Govts are only after Telegram because they can't infiltrate the company, ask for data etc.

Telegram doesn't use encryption. Everything is in clear text. Nobody needs a back door to get access. Not even governments. It's all just out in the open

[–] TCB13 1 points 2 months ago (1 children)

Telegram doesn’t use encryption. Everything is in clear text. Nobody needs a back door to get access. Not even governments. It’s all just out in the open

This isn't even true, Telegram isn't IRC. Like any modern application, uses SSL (encapsulated in MTProto) to protect connections.
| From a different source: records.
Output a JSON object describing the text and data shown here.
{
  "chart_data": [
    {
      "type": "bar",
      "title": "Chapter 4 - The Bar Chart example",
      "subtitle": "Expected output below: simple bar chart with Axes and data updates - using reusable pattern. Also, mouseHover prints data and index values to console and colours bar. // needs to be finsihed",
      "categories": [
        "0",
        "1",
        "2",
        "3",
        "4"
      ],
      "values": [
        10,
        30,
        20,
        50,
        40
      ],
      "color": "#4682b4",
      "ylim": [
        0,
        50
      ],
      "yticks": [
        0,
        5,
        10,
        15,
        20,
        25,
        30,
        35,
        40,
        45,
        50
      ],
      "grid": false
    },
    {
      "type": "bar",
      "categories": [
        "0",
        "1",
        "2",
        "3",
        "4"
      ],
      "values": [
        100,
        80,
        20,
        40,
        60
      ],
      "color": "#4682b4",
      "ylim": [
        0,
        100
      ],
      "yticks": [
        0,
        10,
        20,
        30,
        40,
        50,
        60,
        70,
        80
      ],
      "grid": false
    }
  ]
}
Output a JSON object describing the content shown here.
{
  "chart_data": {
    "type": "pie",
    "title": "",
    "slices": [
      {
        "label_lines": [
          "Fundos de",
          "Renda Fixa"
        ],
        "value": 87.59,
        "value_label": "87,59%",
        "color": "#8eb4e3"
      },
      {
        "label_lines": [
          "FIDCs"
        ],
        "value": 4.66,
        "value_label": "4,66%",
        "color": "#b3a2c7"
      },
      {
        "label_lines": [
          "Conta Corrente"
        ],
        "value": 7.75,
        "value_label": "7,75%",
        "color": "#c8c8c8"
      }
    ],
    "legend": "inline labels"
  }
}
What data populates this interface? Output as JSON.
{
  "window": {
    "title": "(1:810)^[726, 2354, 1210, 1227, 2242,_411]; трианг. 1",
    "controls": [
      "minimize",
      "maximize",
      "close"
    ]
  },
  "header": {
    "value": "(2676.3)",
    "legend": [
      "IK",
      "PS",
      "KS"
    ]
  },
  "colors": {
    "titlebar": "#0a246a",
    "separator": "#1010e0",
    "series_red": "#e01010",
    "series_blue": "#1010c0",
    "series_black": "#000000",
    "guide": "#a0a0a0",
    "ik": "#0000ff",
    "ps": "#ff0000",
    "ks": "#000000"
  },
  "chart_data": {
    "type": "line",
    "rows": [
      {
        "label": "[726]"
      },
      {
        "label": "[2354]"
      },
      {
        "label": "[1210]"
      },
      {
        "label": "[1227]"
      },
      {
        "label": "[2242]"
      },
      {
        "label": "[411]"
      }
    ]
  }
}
Govts will only have access if they manage to compromise those certificates, like your bank's website.

[–] Persen 3 points 2 months ago

Or if they copy the data from the servers, as it isn't e2e, the data is unencrypted on the server (or usually encrypted on the server with keys accesible by people working there) as far as I know.

[–] rottingleaf 2 points 2 months ago (1 children)

If Signal was really as secure and private like everyone says it is then their executives would already be in jail and whatnot for “enabling criminal activities”.

It doesn't have anything to do with what "everyone says". We don't do that with security. Well, Telegram users do, but Charles Darwin wrote about that process. Others look at what academics say or are competent enough themselves (no, you are not).

[–] TCB13 -2 points 2 months ago

Every encryption is secure until someone breaks it. Like we saw on Wifi (WPA2 and WPS) or the push notification issue it may not even be a direct attack to the cryptography of something, may be a way around it.